La mia cartiera di ricercatore è iniziata qui. Da ricercatore sono diventato direttore dell’Istituto fino al 2002, anno in cui il centro è confluito all’interno di IVALSA (Istituto per la Valorizzazione del Legno e delle Specie Arboree), nato come Istituto di filiera, che nel 2019 si è “trasformato” nuovamente, ingrandendosi, in Istituto per la Bioeconomia… Ma a quel punto io sono andato in pensione.

Se dovessi fare un bilancio della tua esperienza alla direzione dell’Istituto per la Ricerca sul Legno?

Diciamo che ho cercato di avere un approccio universale e questo ha pagato: ho riunito attorno a me un gruppo di lavoro eterogeneo, con esperienze, competenze e professionalità diverse, con l’obiettivo ultimo di conoscere davvero, a tutto tondo, il materiale legno. Questo insegnamento mi arrivava da Giordano, che aveva capito benissimo che fare ricerca significa lavorare in gruppo.

La mia grande soddisfazione è stata quella di aver creato e diretto un gruppo di lavoro che è stato in grado di proseguire la strada indicata da Giordano e il suo staff. Credo di essere stato propositivo e, di fatto, di aver contribuito a far nascere IVALSA, portando tutte le competenze di cui sopra in un contesto “allargato”, di filiera.

Che consiglio daresti alle giovani generazioni di ricercatori?

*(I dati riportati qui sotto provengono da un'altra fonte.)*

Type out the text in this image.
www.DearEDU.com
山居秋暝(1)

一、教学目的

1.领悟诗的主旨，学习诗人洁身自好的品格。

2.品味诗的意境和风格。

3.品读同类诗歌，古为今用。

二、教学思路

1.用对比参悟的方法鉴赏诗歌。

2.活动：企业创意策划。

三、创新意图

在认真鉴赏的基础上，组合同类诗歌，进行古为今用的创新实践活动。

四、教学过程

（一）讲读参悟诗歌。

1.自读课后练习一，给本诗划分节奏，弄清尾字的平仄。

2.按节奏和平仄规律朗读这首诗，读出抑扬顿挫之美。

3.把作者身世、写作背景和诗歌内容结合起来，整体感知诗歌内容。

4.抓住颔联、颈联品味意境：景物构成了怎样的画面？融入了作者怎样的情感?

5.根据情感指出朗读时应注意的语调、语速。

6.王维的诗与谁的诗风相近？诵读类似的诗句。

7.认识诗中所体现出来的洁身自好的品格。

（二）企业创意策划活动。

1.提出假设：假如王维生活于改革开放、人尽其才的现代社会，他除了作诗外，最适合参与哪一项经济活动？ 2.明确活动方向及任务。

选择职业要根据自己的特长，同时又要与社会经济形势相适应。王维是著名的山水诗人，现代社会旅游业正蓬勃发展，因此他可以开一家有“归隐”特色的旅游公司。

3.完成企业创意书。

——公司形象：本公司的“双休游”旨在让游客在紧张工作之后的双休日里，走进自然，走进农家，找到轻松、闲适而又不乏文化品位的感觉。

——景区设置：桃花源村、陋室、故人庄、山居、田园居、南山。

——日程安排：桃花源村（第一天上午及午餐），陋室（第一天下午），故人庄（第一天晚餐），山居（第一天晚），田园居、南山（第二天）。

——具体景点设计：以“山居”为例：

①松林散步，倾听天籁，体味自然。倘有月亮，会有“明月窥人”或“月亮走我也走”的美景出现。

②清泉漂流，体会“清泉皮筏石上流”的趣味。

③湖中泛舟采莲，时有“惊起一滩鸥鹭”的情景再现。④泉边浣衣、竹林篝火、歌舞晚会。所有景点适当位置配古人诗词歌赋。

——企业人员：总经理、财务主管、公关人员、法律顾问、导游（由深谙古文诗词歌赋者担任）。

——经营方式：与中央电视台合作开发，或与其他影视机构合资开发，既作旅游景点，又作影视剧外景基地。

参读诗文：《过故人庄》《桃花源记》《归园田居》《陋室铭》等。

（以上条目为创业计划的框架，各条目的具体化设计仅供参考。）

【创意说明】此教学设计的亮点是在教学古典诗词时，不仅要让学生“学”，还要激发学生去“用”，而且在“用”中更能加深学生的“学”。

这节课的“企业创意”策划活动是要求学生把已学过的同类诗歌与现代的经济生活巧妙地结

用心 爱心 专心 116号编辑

Premetto che sono convinto che il mestiere di ricercatore sia il più bello del mondo. Ciò che ci muove è il provare a dare risposte: è un mestiere fatto di curiosità il nostro, di intuizioni, di passione per lo studio

L’unico consiglio che mi sento di dare è: siate curiosi, continuate a farvi domande e a cercare di darvi delle risposte e in questo siate liberi, indipendenti più che potete. E poi non spaventatevi: studiando, ricercando, approfondendo, vi si apriranno a mano a mano moltissime porte, il rischio è quello di perdersi e di perdere di vista l’obiettivo. Il mio consiglio è quello di richiudere qualche porticina, di fermarsi (e magari passare a un collega i dati ottenuti per far ripartire lui da quella porta chiusa).

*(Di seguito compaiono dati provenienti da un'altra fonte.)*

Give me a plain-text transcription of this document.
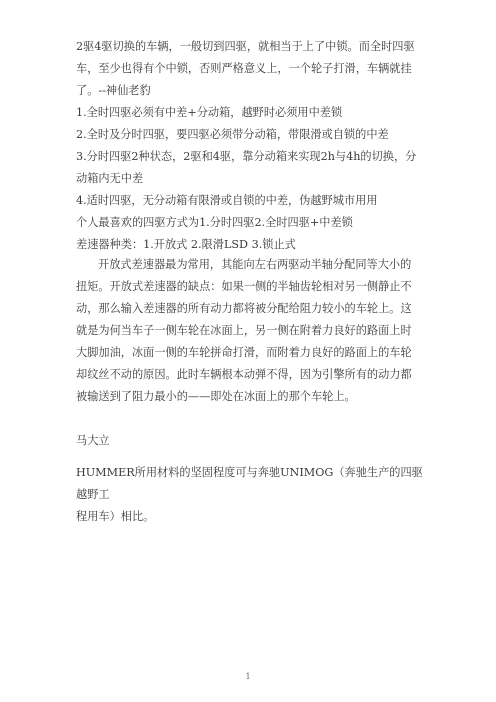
2驱4驱切换的车辆，一般切到四驱，就相当于上了中锁。而全时四驱

车，至少也得有个中锁，否则严格意义上，一个轮子打滑，车辆就挂

了。--神仙老豹

1.全时四驱必须有中差+分动箱，越野时必须用中差锁

2.全时及分时四驱，要四驱必须带分动箱，带限滑或自锁的中差

3.分时四驱2种状态，2驱和4驱，靠分动箱来实现2h与4h的切换，分

动箱内无中差

4.适时四驱，无分动箱有限滑或自锁的中差，伪越野城市用用

个人最喜欢的四驱方式为1.分时四驱2.全时四驱+中差锁

差速器种类：1.开放式 2.限滑LSD 3.锁止式

开放式差速器最为常用，其能向左右两驱动半轴分配同等大小的

扭矩。开放式差速器的缺点：如果一侧的半轴齿轮相对另一侧静止不

动，那么输入差速器的所有动力都将被分配给阻力较小的车轮上。这

就是为何当车子一侧车轮在冰面上，另一侧在附着力良好的路面上时

大脚加油，冰面一侧的车轮拼命打滑，而附着力良好的路面上的车轮

却纹丝不动的原因。此时车辆根本动弹不得，因为引擎所有的动力都

被输送到了阻力最小的——即处在冰面上的那个车轮上。

马大立

HUMMER所用材料的坚固程度可与奔驰UNIMOG（奔驰生产的四驱越野工

程用车）相比。

1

Tornando ai pavimenti di legno: cosa ti ha portato alla collaborazione con il mondo produttivo e associativo?

Uno degli aspetti che ho sempre ritenuto fondamentale nel mio lavoro è stato quello di ridurre le distanze tra il mondo della ricerca e la società civile, per questo mi sono sforzato di diffondere a più ampio raggio possibile i risultati dei miei studi o comunque lo stato dell’arte della ricerca sul legno nel nostro Paese, per aumentare la conoscenza e la coscienza del settore. Lo sentivo e lo sento come un dovere morale: chi lavora per un ente pubblico ed è pagato dai cittadini ha l’obbligo di mettere a disposizione di tutti, nel modo più chiaro e trasparente possibile i suoi studi. Bisogna smettere di raccontarsi le cose tra pari.

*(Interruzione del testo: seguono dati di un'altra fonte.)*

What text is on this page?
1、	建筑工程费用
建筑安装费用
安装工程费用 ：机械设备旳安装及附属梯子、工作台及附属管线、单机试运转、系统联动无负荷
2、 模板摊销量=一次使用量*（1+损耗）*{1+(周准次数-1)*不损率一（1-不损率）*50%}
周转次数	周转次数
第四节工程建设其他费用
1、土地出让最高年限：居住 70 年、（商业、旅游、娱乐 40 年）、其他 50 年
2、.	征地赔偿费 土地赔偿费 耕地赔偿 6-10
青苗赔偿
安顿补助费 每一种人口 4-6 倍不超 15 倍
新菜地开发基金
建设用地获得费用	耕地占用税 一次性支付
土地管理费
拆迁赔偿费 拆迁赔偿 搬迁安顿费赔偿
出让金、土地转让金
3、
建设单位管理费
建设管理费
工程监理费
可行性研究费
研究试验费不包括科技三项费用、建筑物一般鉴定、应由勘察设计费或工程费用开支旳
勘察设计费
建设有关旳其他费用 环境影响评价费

Di qui la collaborazione con Federlegno, con AIPPL, con le aziende del settore, non ti sei più fermato…

Certo, lo spirito è quello che spiegavo sopra: la divulgazione. A un certo punto questo si è tradotto in pratica in un doppio lavoro, ma, lo ripeto, in coscienza, non mi era possibile fare diversamente.

La fortuna è stata quella di aver incontrato delle persone che da un lato hanno colto la mia disponibilità, dall’altro hanno capito la necessità di ampliare le conoscenze del comparto. Così sono nati i primi corsi insieme a Gabriele Marrazzini, che all’epoca stava dando vita ad AIPPL, Associazione Posatori Pavimenti in Legno, per ampliare il sapere dei parchettisti, per farli crescere. Mi sono prestato volentieri perché lo ritenevo un mio compito. 

Quasi in contemporanea è nato il legame con Mapei: il dottor Squinzi mi chiamò per chiedermi la disponibilità a fare qualche “chiacchierata” con i suoi tecnici del settore parquet, che stavano mettendo a punto delle nuove colle per il legno.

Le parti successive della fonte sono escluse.